Embroidery as a Source of Palestinian Identity

Among the many turmoil and tragedy of current Palestinian existence, the beauty of Palestinian embroidery is sort of a ray of light that brings a smile to most individuals’s faces. Whether or not one resides in Palestine or wherever else across the globe, it’s a supply of nice delight and pleasure that one incorporates into one’s life, whether as pillows and wall hangings to decorate a home, a traditional dress to wear at particular parties, a chic night jacket, or a priceless present to provide a friend. As old workshops and young designers find new ways to introduce Palestinian embroidery into elegant trendy wear, the survival of this valuable heritage is perpetuated and strengthened.

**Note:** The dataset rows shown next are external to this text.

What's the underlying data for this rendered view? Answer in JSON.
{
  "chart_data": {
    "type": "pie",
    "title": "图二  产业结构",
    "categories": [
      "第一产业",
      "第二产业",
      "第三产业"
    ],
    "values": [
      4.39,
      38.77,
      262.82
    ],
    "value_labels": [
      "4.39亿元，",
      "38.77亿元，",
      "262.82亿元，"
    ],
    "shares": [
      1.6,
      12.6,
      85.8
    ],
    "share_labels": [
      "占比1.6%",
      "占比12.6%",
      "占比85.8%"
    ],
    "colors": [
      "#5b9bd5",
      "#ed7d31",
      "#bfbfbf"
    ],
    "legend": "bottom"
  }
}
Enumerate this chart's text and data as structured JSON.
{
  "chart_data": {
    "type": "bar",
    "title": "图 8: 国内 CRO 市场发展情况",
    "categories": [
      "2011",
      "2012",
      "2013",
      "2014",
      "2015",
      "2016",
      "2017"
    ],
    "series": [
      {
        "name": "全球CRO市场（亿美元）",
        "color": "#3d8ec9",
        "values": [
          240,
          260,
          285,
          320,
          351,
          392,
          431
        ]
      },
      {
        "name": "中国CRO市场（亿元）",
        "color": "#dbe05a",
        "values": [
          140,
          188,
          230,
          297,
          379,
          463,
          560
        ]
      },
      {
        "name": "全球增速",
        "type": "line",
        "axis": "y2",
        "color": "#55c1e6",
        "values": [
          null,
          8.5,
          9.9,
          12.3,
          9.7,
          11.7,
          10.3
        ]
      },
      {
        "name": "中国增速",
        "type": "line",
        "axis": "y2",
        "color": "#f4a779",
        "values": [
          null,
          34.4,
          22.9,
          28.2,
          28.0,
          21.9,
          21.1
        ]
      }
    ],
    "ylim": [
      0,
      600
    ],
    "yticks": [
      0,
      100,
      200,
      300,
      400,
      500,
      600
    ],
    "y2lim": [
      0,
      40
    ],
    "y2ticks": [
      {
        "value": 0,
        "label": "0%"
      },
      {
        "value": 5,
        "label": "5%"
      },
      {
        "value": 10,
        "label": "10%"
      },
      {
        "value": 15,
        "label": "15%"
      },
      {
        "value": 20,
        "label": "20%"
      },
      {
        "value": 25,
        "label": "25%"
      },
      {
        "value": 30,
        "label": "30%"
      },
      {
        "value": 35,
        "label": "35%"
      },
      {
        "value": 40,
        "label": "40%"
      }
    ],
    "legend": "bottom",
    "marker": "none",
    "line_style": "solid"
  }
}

Though some particular person options of Palestinian costume and embroidery are shared with features of textile arts of neighboring Arab international locations, the Palestinian model has its particular uniqueness that’s easily recognized by textile art fans everywhere in the world. Most books on worldwide embroidery present Palestinian traditional costume and embroidery because the prime example of Center Eastern embroidery, affirming its worldwide fame.

How did this art type develop? Really, a study of the development of the traditional Palestinian costume by way of the ages proves that this traditional costume comprises historical data that paperwork centuries of textile-art development within the region, an artwork kind that has by some means amazingly survived to this day. Whether one research the traditional traditional simple cut of the thobe, the history of the headdresses and accessories, the wonderful variety of types of embroidery, the types of stitches, or the traditional origins of its patterns and motifs, one is deeply impressed with the historical richness of this legacy that dates back 1000’s of years, and which affirms the antiquity of Palestinian existence and roots, and the survival of its historic heritage.

The great thing about the Palestinian costume fashion had its affect on Europeans starting from no less than the tenth to twelfth centuries AD, in the course of the Crusades. Arab styles had been copied in Europe, as documented by several European historians. The robust trade between the Arab world and Europe in the course of the thirteenth to the sixteenth centuries AD, during the European Renaissance, was one other instance of the spread of Arab textiles and embroidery to Europe. This resulted in Arab embroidery patterns being copied into European pattern books starting in 1523 in Germany, utilizing the newly discovered printing press, and spreading rapidly via translated versions to Italy, France, and England. Ranging from the eighteenth century, Europeans touring the Center East described the fantastic thing about Palestinian costume and embroidery, and took embroideries back residence as souvenirs, considering them non secular artifacts from the Holy Land. In his book History of People Cross Sew (1964), the historian Heinz Kiewe presents a chapter on “Ancient cross stitch symbols from the Holy Land,” in which he confirms his “perception within the frequent, Palestinian supply of these designs” utilized in European people embroideries, because the patterns utilized in Palestinian traditional dresses were considered of spiritual significance and copied into European people embroidery over the past a number of centuries for that reason. He mentions, for example, basic Palestinian patterns such because the eight-pointed star and reesh(feathers), whose acquired European names turned Holy Star of Bethlehem and Holy Keys of Jerusalem. Kiewe also mentions the transfer of Palestinian traditional dress embroidery patterns to Europe by St. Francis of Assisi and their use in church embroideries, which had been recopied in the nineteenth century by the embroidery workshops of Assisi, whose embroidery fashion turned well-known all through Europe. In the early-nineteenth century, several European missionary groups collected Palestinian costumes and embroideries for display in Europe, often for church exhibits. These collections ultimately found their means into essential European museums and signify a number of the oldest extant items of Palestinian embroidery.